Thursday, May 07, 2009

The torture creative class

Devastating column from Katha Pollitt:
I should have been a torturer. You too, reader. Well, maybe not an actual physical torturer, because then there'd be a small chance I'd go to prison like Lynndie England or Charles Graner. My picture might be in the paper doing nasty things to naked men with a goony smile and a thumbs-up. I might even have disturbing memories and bad dreams, because surely, unless one is a sociopath, throwing people into walls and hanging them from the ceiling all day is likely to have its troubling moments. What I mean is, I should have been a member of the torture creative class--a conceptual torturer, a facilitator of torture, perhaps an inventor of torture law, an architect of the torture archipelago, a dissimulator, concealer, denier, rationalizer, minimizer and pooh-pooher of torture.
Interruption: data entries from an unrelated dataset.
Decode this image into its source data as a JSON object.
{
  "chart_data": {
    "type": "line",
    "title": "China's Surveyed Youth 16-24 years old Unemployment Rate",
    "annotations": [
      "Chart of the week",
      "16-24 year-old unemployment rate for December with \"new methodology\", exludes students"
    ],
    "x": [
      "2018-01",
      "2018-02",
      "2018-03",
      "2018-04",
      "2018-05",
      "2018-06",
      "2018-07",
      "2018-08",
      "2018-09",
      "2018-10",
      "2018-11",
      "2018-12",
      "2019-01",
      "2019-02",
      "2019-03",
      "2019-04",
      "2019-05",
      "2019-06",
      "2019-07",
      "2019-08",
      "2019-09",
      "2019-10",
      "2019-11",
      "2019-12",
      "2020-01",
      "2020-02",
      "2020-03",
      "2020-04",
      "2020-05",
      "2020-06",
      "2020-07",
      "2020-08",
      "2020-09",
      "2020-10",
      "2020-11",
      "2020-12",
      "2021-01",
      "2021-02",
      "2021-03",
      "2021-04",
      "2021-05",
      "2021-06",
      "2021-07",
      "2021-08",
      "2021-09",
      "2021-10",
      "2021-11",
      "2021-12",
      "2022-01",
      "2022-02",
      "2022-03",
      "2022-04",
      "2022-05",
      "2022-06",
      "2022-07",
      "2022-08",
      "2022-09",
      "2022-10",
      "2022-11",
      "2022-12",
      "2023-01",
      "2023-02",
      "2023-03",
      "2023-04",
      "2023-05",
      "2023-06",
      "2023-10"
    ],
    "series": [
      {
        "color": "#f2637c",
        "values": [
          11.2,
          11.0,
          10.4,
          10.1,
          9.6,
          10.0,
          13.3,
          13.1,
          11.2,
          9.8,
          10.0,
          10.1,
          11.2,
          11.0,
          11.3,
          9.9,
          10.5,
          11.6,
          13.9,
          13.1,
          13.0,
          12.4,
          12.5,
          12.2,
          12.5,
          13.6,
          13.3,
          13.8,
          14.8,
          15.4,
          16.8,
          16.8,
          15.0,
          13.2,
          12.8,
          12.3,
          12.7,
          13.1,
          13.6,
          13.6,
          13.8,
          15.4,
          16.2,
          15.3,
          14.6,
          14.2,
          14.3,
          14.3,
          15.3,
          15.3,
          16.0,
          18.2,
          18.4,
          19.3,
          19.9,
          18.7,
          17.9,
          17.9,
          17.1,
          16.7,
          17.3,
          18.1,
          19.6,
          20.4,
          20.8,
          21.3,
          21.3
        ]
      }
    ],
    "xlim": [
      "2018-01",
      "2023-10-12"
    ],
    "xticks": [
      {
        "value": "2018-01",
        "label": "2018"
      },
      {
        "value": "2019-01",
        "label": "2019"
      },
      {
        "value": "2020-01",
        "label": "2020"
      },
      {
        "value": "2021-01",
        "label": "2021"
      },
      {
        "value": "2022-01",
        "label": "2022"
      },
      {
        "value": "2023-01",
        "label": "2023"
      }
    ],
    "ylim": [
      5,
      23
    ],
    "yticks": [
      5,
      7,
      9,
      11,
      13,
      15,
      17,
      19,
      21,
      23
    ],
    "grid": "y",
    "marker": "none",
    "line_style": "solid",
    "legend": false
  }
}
As a word person, I could have come up with circumlocutions to confuse the media, bureaucratic phrases like "special methods of questioning" and "enhanced interrogation techniques." According to New York Times public editor Clark Hoyt, just figuring out whether to call a given action "harsh" or "brutal" has kept editors busy for years! Or I could have written copy for the CIA. For example, I could have suggested they call putting people in coffinlike boxes full of insects "studio picnics," because studio apartments are small and picnics have bugs, and I could have nicknamed waterboarding "drinking tea with Vice President Cheney," although come to think of it, waterboarding is a euphemism already.